A group of nearly 90 former generals and admirals has written a letter calling for the resignations of Biden’s secretary of defense and the chairman of the joint chiefs of staff over the disaster in Afghanistan.
The letter was released on Monday just as the evacuation was completed and many Americans were left behind. The letter is a strong rebuke over the way the evacuation was handled.
It was like they went in with no plan and had no idea how to proceed.
The letter accused Defense Secretary Gen. Lloyd Austin and Joint Chiefs of Staff Chairman Gen. Mark Milley of culpability in the bungled evacuation and the deaths of 13 servicemen and women:
The consequences of this disaster are enormous and will reverberate for decades beginning with the safety of Americans and Afghans who are unable to move safely to evacuation points; therefore, being de facto hostages of the Taliban at this time. The death and torture of Afghans has already begun and will result in a human tragedy of major proportions.

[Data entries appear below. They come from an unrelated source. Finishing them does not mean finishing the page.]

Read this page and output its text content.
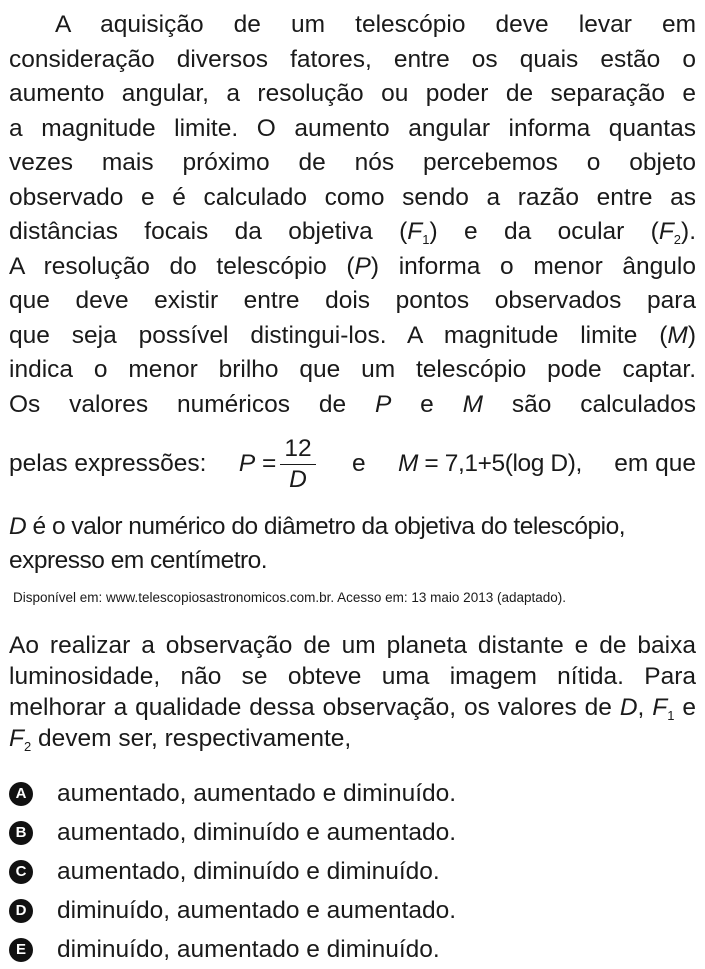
A aquisição de um telescópio deve levar em
consideração diversos fatores, entre os quais estão o
aumento angular, a resolução ou poder de separação e
a magnitude limite. O aumento angular informa quantas
vezes mais próximo de nós percebemos o objeto
observado e é calculado como sendo a razão entre as
distâncias focais da objetiva $(F_1)$ e da ocular $(F_2)$.
A resolução do telescópio (P) informa o menor ângulo
que deve existir entre dois pontos observados para
que seja possível distingui-los. A magnitude limite (M)
indica o menor brilho que um telescópio pode captar.
Os valores numéricos de P e M são calculados
pelas expressões: P
= $\frac{12}{D}$ e M
=
7,1+5(log D), em que

D é o valor numérico do diâmetro da objetiva do telescópio,
expresso em centímetro.

Disponível em: www.telescopiosastronomicos.com.br. Acesso em: 13 maio 2013 (adaptado).

Ao realizar a observação de um planeta distante e de baixa luminosidade, não se obteve uma imagem nítida. Para melhorar a qualidade dessa observação, os valores de D, $F_1$ e $F_2$ devem ser, respectivamente,

A aumentado, aumentado e diminuído.
B aumentado, diminuído e aumentado.
C aumentado, diminuído e diminuído.
D diminuído, aumentado e aumentado.
E diminuído, aumentado e diminuído.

The loss of billions of dollars in advanced military equipment and supplies falling into the hands of our enemies is catastrophic. The damage to the reputation of the United States is indescribable. We are now seen, and will be seen for many years, as an unreliable partner in any multinational agreement or operation. Trust in the United States is irreparably damaged.
The letter went on to say that the terrorist enemies of America had been emboldened by the show of weakness from the Biden administration and from Biden himself. There has always been a steadfast rule that you never negotiate with terrorists and Biden went far beyond that by letting the Taliban run the show.
We are the greatest military power in the world and yet we let terrorists make demands of us. By the way, has Gen Milley ordered pink uniforms for our male soldiers yet?
Also on Monday President Joe Biden issued a statement, citing commitments that the Taliban had made to providing “safe passage” to the hundreds of Americans who were stuck in Afghanistan. Meanwhile, the Taliban was declaring victory after seizing control of billions of dollars’ worth of U.S. military equipment and vehicles.
Twenty years after the U.S. invaded Afghanistan in the wake of the Sept. 11, 2001 attacks, the Taliban is back in control of the war-torn nation.